[OpenID-Specs-eKYC-IDA] Issue #1177: Avoid using null to mean something (openid/ekyc-ida)

Sun Mar 1 15:54:26 UTC 2020

New issue 1177: Avoid using null to mean something
https://bitbucket.org/openid/ekyc-ida/issues/1177/avoid-using-null-to-mean-something

Marcus Almgren:

So, this is a “shots fired” type of issue, I presume. But please bear with me for a second:

The specification currently suggests to use `null` to mean something, i.e. if you as an RP need `given_name`, `family_name` and `birthdate`, then you would send a request like this \(`claims` part only\):

**Example 1:**

```
{
  "claims": {
    "given_name": null,
    "family_name": null,
    "birthdate": null
  }
}
```

But that approach — the approach to rely on the presence of a key to carry a significant meaning — is fragile as soon as we look beyond JSON and see how this would be implemented, as this will require control on the \(de\)serialization level in order to get it right.

What I mean is, let’s say that you want to implement this spec as an OP, and your organization uses a statically typed language, let’s say C# or Java or something quite common.
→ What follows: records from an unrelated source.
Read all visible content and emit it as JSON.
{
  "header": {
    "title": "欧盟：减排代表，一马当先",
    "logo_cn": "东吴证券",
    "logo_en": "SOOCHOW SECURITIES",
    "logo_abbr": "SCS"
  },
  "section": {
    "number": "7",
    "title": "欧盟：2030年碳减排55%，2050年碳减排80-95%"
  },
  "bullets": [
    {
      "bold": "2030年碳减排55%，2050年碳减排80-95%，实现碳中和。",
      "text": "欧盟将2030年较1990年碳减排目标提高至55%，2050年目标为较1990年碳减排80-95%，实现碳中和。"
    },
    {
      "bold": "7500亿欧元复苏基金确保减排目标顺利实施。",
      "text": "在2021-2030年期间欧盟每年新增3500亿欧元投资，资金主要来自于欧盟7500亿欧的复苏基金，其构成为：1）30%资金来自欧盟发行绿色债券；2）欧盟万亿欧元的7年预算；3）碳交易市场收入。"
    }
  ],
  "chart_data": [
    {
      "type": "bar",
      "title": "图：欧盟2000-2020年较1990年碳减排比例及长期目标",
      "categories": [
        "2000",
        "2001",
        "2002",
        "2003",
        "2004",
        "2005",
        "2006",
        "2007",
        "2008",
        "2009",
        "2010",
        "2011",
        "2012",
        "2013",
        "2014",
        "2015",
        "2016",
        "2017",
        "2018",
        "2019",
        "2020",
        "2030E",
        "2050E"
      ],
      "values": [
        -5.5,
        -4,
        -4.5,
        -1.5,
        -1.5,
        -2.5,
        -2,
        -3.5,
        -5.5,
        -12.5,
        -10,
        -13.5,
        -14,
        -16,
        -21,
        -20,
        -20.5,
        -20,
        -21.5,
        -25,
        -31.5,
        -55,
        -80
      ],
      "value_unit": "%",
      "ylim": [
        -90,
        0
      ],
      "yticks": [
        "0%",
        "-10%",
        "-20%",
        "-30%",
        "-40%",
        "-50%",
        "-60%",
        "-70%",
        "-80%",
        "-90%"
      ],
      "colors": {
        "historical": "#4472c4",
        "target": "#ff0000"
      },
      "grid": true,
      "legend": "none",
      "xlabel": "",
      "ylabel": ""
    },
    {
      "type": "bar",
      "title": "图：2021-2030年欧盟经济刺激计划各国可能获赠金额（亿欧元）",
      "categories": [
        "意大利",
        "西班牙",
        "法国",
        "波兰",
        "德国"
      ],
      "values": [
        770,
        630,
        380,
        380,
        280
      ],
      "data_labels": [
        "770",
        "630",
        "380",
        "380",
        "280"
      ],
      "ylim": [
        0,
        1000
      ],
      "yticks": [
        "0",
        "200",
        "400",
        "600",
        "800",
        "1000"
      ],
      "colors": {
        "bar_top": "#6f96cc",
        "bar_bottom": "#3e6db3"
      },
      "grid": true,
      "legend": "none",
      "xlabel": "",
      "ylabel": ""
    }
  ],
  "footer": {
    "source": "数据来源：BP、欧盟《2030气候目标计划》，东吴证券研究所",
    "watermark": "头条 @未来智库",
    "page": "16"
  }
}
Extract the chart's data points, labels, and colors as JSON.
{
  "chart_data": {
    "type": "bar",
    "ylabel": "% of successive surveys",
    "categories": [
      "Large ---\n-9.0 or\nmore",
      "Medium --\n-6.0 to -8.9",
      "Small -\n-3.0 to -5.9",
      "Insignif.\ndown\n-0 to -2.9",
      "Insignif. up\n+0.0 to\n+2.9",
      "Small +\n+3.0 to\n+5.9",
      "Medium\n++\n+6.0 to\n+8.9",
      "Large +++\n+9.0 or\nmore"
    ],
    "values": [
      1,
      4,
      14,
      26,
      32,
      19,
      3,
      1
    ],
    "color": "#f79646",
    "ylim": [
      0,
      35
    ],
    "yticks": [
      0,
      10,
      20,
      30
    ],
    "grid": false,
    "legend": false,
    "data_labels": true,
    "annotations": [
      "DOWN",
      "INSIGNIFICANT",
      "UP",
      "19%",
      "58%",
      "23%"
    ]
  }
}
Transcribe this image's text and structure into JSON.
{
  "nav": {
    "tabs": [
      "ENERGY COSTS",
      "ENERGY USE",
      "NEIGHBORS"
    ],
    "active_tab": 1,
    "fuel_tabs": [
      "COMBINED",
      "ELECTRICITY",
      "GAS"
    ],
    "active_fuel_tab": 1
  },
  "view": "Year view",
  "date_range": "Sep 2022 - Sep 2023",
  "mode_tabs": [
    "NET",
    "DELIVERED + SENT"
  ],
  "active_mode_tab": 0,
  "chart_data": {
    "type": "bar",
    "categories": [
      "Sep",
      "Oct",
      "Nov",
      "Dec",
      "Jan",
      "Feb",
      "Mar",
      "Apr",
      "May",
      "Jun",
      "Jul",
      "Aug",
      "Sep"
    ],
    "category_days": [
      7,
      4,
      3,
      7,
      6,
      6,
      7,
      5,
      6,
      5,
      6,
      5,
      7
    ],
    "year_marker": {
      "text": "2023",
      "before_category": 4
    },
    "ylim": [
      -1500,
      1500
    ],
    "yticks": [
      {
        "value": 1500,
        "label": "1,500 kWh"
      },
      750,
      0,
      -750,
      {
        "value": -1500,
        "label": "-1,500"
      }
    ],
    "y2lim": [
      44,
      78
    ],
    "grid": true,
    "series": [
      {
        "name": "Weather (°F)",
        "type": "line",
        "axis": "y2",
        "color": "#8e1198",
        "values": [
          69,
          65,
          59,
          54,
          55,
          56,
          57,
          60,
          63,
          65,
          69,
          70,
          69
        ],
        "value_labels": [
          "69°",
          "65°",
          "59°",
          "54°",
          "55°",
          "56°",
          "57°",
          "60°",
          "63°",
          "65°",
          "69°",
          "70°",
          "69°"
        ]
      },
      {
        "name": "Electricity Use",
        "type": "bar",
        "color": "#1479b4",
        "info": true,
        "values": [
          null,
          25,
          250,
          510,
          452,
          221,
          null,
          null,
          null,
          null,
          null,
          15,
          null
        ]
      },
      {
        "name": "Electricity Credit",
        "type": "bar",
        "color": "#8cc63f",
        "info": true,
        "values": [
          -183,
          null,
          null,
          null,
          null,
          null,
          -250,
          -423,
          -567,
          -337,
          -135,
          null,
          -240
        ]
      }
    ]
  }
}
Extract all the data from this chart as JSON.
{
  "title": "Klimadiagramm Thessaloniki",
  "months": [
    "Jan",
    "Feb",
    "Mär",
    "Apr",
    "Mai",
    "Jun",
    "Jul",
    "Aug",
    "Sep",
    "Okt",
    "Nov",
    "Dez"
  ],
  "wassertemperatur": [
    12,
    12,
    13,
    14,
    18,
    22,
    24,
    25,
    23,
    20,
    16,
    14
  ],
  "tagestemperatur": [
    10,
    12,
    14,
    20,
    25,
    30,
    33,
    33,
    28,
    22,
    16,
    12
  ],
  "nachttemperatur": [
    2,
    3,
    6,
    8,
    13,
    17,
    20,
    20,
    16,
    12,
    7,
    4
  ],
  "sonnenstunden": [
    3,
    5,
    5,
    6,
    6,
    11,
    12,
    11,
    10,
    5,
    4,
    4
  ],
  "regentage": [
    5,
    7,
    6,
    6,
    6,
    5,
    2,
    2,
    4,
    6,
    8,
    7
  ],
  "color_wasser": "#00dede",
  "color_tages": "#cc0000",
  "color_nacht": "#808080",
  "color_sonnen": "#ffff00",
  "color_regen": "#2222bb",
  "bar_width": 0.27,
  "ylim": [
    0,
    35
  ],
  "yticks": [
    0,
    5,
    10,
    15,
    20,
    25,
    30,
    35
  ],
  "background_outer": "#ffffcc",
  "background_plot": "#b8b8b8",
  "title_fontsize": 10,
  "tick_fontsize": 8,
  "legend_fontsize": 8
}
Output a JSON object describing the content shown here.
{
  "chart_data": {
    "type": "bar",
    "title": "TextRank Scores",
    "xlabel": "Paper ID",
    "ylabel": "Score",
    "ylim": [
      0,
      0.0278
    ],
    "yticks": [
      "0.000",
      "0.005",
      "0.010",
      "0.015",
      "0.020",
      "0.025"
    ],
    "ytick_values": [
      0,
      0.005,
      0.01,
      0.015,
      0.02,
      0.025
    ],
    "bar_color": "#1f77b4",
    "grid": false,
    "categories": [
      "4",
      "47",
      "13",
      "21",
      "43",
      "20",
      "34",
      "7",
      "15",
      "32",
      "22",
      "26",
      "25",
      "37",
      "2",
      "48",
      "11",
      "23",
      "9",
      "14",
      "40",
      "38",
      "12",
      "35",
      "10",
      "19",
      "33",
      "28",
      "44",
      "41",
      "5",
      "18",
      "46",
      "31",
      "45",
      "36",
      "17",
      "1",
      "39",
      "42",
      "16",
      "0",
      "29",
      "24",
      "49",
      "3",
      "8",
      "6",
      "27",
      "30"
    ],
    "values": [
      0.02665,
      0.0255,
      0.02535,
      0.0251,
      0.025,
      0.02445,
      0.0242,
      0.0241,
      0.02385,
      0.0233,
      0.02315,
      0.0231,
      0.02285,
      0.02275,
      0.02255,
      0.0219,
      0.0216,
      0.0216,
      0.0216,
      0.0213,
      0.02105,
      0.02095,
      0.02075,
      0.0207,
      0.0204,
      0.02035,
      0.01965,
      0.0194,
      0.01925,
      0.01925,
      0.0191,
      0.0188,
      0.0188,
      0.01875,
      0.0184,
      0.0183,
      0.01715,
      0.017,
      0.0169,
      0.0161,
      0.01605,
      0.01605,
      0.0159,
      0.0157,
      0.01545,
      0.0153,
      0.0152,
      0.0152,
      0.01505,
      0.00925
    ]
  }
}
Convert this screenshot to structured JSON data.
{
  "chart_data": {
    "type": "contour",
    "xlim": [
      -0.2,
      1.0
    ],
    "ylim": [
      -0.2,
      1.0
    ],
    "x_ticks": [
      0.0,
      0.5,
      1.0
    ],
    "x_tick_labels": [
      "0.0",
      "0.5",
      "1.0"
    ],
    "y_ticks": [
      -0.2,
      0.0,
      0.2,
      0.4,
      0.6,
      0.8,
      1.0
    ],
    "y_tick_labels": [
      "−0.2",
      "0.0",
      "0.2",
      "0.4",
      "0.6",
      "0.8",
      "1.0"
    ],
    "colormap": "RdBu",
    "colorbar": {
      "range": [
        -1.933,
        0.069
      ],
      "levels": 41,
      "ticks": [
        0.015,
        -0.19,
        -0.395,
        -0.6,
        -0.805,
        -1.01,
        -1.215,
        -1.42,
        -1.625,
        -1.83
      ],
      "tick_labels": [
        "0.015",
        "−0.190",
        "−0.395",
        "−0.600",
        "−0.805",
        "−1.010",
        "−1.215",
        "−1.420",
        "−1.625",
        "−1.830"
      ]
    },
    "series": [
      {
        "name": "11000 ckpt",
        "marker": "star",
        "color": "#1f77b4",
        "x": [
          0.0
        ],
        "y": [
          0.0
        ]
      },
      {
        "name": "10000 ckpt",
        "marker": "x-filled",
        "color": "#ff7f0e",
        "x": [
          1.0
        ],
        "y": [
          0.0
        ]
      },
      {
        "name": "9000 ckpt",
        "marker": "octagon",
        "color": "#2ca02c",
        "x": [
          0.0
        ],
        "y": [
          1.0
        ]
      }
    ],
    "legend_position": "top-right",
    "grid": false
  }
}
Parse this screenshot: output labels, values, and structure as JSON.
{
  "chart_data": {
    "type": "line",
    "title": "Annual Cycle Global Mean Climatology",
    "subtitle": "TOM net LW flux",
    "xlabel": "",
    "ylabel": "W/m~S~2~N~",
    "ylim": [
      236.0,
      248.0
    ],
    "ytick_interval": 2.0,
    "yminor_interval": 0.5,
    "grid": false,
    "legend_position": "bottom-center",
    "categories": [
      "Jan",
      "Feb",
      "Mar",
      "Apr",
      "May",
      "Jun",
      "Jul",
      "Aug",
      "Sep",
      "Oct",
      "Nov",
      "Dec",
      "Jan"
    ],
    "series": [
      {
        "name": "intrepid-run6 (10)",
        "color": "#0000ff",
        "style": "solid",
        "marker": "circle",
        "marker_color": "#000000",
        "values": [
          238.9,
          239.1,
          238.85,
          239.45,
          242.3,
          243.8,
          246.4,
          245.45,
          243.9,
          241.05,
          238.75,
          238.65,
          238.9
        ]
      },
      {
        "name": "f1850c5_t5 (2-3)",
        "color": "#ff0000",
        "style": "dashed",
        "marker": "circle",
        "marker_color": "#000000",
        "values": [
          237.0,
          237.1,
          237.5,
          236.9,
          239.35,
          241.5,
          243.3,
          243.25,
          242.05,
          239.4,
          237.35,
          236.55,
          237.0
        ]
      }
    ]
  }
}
Chances are that I would like the incoming request to be deserialized into a certain type, which for claims could be something like \(Hang in there, I’m trying to get to the point\):

**Example 2:**

```
class Claims {
  Claim GivenName { get; set; }
  Claim FamilyName { get; set; }
  Claim BirthDate { get; set; }
}

class Claim {
  bool? Essential { get; set; }
}
```

That class structure could be used to capture a request such as in Example 1, as well the following input, as per the spec:

**Example 3:**

```
{
  "claims": {
    "given_name": {
      "essential": true
    },
    "family_name": {
      "essential": true
    },
    "birthdate": null
  }
}
```

But now here \(finally\) comes the problem: This won’t work, because after deserialization, there is no way to distinguish between:

**Example 4:**

```
{
  "claims": {
    "given_name": null,
    "family_name": null,
    "birthdate": null
  }
}
```

and

**Example 5:**

```
{
  "claims": {
  }
}
```

I assume I’m stating the obvious here, but in terms of static typing I cannot distinguish between an instance member that has not been set, or an instance member that has been set to `null`. That would leave me only with the option of using `Map<String, Object>` to represent claims, which will in turn result in code littered with class casting and string comparisons in order to figure out what the request means.

Therefore, and here comes the aforementioned shots being fired: Would it be possible to drop the convention of using `null` to mean something, and instead say that **the empty JSON element** must be used instead? E.g:

**Example 6:**

```
{
  "claims": {
    "given_name": {},
    "family_name": {},
    "birthdate": {}
  }
}
```

Additionally, I think the problem goes both ways \(i.e. the currently suggested approach will cause problems for RPs as well as OPs\), since even the most common JSON serializers for .NET and Java consider “null serializing” a configuration of the serializer, and “serialize null or not” is a common setting for these. Additionally, the serialization and deserialization of OIDC related concepts has a tendency to happen in middleware, possibly outside the control of the programmer, so it might be hard or impossible for the programmer to force the serializer and middleware to serialize _some_ keys with `null` values, while ignoring others \(that are also null\).

I’m sorry for this wall of text, but I hope I’ve managed to make myself understood, and of course I sincerely hope I didn’t misunderstand anything fundamental. To back this issue up with “code”, I am also submitting a PR in which I replaced all the `null`s in the examples, which seemingly did not have any negativ impact on the current test suite.